Président et fondateur de l’association pour la sauvegarde du patrimoine pharmaceutique, Jacques Gravé a entrepris un inventaire des musées et des anciennes apothicaireries françaises, qui révèlent des richesses parfois insoupçonnées à travers tout le pays. S’il faut déplorer la fermeture ou la « mise en caisse » de plusieurs collections historiques, notamment celles de l’Assistance publique de Paris, de l’ancien Hôtel-Dieu de Lyon ou de l’hôpital de Pithiviers, un grand nombre de collections restent heureusement accessibles, même s’il faut souvent aller en demander l’accès à l’office du tourisme ou à l’hôpital voisin. En Côte d’Or par exemple, si les Hospices de Beaune et leurs collections sont mondialement connues, il existe cinq autres pharmacies historiques à travers ce département. Loin des grands centres historiques comme Paris ou Montpellier, de nombreux départements peuvent eux aussi se flatter de posséder plusieurs apothicaireries de grande qualité, situées dans d’anciens hôpitaux, ou réinstallées dans des musées municipaux.
Mais tous les pays européens disposent de collections pharmaceutiques, entretenues avec passion par des pharmaciens fortement motivés. C’est le cas du musée de la faculté de pharmacie de Belgrade, la capitale de la Serbie, dirigé par un jeune pharmacien universitaire, Uros Cakar, qui a présenté notamment les collections et objets liés à la Grande Guerre, où la Serbie et la France combattirent en tant qu’alliées. Pour lui, « si nous oublions l’histoire de notre profession, celle-ci mourra », estime-t-il en rappelant l’importance de se souvenir de ses racines professionnelles.

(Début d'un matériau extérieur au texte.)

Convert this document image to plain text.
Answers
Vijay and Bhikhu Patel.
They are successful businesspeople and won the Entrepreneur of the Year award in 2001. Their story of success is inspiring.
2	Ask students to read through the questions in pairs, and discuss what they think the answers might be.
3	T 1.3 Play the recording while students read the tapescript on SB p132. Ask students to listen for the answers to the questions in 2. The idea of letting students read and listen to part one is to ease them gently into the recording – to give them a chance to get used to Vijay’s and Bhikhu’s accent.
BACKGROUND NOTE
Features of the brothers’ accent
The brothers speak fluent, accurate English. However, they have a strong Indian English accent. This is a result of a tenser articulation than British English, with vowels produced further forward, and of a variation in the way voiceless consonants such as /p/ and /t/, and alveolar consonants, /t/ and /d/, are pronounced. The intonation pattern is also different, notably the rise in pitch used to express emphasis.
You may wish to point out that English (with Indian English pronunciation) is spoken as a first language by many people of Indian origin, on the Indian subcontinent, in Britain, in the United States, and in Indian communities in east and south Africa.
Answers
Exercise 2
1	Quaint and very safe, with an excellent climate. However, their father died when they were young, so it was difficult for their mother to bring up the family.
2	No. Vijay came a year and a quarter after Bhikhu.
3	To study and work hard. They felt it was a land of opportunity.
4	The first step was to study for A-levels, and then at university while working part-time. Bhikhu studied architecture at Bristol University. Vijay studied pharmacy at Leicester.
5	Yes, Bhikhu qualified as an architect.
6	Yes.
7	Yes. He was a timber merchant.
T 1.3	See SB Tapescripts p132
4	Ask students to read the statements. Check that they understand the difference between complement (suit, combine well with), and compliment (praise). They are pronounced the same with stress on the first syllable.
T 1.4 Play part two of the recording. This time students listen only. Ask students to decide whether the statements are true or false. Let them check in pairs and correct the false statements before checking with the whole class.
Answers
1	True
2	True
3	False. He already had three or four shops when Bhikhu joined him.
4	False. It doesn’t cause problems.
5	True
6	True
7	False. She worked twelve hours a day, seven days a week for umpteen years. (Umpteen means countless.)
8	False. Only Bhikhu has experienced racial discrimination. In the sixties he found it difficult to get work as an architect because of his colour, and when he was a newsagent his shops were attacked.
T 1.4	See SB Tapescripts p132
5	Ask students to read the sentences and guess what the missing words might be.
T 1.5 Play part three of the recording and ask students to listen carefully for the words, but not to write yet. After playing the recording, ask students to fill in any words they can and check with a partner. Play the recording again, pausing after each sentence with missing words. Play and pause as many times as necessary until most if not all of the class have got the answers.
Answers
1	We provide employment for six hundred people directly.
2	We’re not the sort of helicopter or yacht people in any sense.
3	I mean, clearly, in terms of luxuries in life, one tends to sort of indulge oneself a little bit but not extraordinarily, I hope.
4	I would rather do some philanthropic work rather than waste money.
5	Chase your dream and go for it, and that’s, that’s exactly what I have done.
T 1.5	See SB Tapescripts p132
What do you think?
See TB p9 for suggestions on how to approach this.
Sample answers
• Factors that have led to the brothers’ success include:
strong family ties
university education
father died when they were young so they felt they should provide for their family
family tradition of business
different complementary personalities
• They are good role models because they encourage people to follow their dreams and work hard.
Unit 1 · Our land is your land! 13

Longtemps confinée dans une vision purement historique, l’étude des ouvrages pharmaceutiques anciens dépasse désormais largement cette seule application. Pharmacien et historien turc, le Pr Halil Tekiner a passé au crible de la pharmacopée moderne les manuscrits ottomans du 14e au 17e portant sur les aphrodisiaques, alors largement consommés par les sultans et la cour de Constantinople. Un travail d’autant plus difficile, explique-t-il, que les substances polypharmaceutiques et magiques se mêlent dans ces traités, et que nombre de plantes ne peuvent être identifiées exactement ou ont totalement disparu. De nombreux produits, végétaux ou animaux, n’en émergent pas moins pour consolider le désir des sultans : la liste s’allonge au fur et à mesure des pages, associant testicules de coq, sang de moineau tout juste éclos, huile de lion et préparations de miel et de gingembre à appliquer sur le pénis, sans compter les onctions, poudres et sorbets. À l’inverse, ces manuscrits proscrivent l’eau froide, l’ail, le vinaigre et la laitue.
Au-delà de ces pittoresques inventaires, « Confronter les manuscrits et les herbiers anciens aux données issues de la bioinformatique permettra d’identifier de nouveaux effets pharmacothérapeutiques, ce qui montre bien l’importance de l’histoire pour la recherche contemporaine », a conclu Halil Tekiner.